Choi pointed out that KDB doesn't need an explicit government guarantee because, as a state policy bank, it already has an implicit guarantee. Article 44 of the KDB Act, which provides an implicit guarantee by stating that the government will offset any losses of KDB, will remain intact for as long as the government retains its controlling shareholder position, even after an amendment of the KDB Act, he explained.

However, payments of principal and interest on the five-year bonds are not actually guaranteed by the Republic of Korea, so investors need to be persuaded that KDB's "quasi-sovereign" status offers sufficient protection. Nor is it a secret that the government has plans to hive off part of KDB as a private investment bank, which raises questions about the sustainability of the implicit sovereign support.

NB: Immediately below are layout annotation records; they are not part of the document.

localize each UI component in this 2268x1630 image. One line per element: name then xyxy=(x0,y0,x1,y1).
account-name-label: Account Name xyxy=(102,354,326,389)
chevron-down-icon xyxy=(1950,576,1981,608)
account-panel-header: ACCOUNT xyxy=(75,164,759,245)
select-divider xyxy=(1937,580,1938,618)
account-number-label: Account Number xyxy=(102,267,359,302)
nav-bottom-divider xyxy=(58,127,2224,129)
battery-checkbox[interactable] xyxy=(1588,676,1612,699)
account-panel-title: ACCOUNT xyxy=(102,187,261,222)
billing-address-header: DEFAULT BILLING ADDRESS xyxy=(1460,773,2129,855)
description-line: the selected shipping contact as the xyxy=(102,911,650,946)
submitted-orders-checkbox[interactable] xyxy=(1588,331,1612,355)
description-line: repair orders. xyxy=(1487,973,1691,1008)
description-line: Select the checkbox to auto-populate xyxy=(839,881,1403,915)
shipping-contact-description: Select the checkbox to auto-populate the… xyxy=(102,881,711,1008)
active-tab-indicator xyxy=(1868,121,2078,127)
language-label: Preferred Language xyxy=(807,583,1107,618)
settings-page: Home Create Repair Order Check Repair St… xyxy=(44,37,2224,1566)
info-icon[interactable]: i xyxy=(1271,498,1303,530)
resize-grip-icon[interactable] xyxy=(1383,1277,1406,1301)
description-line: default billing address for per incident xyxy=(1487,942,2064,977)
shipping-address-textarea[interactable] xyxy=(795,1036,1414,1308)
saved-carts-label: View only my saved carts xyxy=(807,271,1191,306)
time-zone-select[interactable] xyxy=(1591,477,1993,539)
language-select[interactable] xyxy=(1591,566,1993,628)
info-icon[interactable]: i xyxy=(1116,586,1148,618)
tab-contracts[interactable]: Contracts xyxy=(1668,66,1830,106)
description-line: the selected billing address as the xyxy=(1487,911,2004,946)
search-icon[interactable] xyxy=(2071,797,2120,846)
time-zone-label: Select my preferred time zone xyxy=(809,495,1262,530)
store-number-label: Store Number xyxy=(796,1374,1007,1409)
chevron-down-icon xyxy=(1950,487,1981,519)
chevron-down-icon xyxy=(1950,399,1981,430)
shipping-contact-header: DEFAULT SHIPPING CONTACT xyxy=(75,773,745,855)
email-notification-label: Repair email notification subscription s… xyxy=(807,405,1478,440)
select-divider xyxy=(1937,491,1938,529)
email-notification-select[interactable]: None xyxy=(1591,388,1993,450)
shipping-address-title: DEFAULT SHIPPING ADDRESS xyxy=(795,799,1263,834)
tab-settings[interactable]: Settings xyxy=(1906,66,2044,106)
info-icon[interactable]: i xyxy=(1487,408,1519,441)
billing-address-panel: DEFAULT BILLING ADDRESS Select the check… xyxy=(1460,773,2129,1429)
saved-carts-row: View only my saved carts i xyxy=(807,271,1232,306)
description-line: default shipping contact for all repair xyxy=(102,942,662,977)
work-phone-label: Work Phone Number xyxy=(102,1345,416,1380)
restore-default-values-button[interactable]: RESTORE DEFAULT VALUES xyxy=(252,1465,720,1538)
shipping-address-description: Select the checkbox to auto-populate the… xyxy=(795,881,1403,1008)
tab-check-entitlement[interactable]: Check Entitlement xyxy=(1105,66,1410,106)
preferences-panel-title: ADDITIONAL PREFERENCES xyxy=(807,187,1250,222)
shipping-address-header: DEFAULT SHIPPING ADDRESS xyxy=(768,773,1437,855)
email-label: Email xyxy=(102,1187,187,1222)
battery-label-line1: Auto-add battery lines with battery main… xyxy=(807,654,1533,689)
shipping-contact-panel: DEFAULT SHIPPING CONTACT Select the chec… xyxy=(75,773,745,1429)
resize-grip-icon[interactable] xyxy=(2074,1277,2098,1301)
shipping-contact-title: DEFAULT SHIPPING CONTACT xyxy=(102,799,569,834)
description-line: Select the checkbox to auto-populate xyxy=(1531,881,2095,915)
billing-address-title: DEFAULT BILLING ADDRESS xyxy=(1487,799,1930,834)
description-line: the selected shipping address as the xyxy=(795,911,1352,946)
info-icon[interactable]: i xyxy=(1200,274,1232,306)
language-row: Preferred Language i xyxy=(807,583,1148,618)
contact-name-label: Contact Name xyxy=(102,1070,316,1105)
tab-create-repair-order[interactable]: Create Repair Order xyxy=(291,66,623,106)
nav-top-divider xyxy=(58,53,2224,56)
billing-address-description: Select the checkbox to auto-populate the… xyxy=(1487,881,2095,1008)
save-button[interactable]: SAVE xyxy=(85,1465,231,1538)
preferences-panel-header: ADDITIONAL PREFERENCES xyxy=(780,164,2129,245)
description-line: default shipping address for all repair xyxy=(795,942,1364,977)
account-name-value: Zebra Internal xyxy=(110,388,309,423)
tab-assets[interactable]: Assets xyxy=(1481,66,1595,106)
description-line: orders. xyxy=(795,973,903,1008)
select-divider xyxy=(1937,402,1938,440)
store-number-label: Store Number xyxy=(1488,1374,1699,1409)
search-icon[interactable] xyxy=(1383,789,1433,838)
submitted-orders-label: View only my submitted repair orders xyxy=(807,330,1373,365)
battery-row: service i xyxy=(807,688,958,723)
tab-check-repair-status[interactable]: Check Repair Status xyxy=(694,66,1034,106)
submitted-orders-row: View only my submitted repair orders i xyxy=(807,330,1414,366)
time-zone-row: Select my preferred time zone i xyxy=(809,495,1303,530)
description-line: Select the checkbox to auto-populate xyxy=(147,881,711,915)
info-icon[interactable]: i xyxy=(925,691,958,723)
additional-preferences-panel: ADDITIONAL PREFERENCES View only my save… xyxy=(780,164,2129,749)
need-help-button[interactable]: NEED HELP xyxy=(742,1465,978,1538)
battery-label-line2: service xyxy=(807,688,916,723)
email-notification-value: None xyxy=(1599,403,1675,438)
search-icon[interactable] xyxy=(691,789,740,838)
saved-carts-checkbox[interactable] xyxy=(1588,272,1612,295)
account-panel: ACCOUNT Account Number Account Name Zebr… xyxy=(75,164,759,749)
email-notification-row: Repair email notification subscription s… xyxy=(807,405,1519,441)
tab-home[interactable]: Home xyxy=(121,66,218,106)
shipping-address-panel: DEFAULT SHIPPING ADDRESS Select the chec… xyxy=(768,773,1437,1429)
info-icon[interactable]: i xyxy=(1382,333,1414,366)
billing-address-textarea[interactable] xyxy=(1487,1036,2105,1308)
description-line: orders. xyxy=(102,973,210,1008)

Hence, the prospectus for the earlier $2 billion issue, and no doubt for future deals denominated in foreign currencies, contains a "change of support" clause. KDB promises to repurchase the bonds at par value (plus accrued interest) if the Republic relinquishes 100% ownership, or the 1953 Korea Development Bank Act (which set up KDB as a government-owned body) is amended, resulting in a credit rating downgrade by at least one of the major ratings agencies to below the sovereign rating. KDB is currently rated Aa3 by Moody's Investors Service, which is higher than the A2 sovereign rating assigned to Korea, while Standard & Poor's has assigned the same rating as the Republic.

However, the change of support clause wouldn't be triggered if the Republic decides to fully guarantee the bonds. And if that were to happen, then KDB's bonds would effectively have the same status as Hana's future issue, or the bonds of any other private bank that eventually subscribes to the government-guarantee scheme. Except, of course, KDB wouldn't have to pay an annual fee, and rather than lose autonomy, the explicit support would be given as a result of the bank gaining independence.

But for now at least, KDB is mandated to help alleviate the troubles endured by Korea Inc. On December 19, 2008, the government contributed W500 billion ($361 million) in the form of common shares in Korea Expressway Corporation to KDB's capital, and a further W650 billion in cash on January 2. These injections were aimed at bolstering KDB's capital to allow it to help stabilise the domestic financial market by supporting small- and medium-sized enterprises and by providing greater liquidity to corporations. As of January 14, 2009, KDB's paid-in capital was W9.39 trillion compared to W8,24 trillion on June 30, 2008.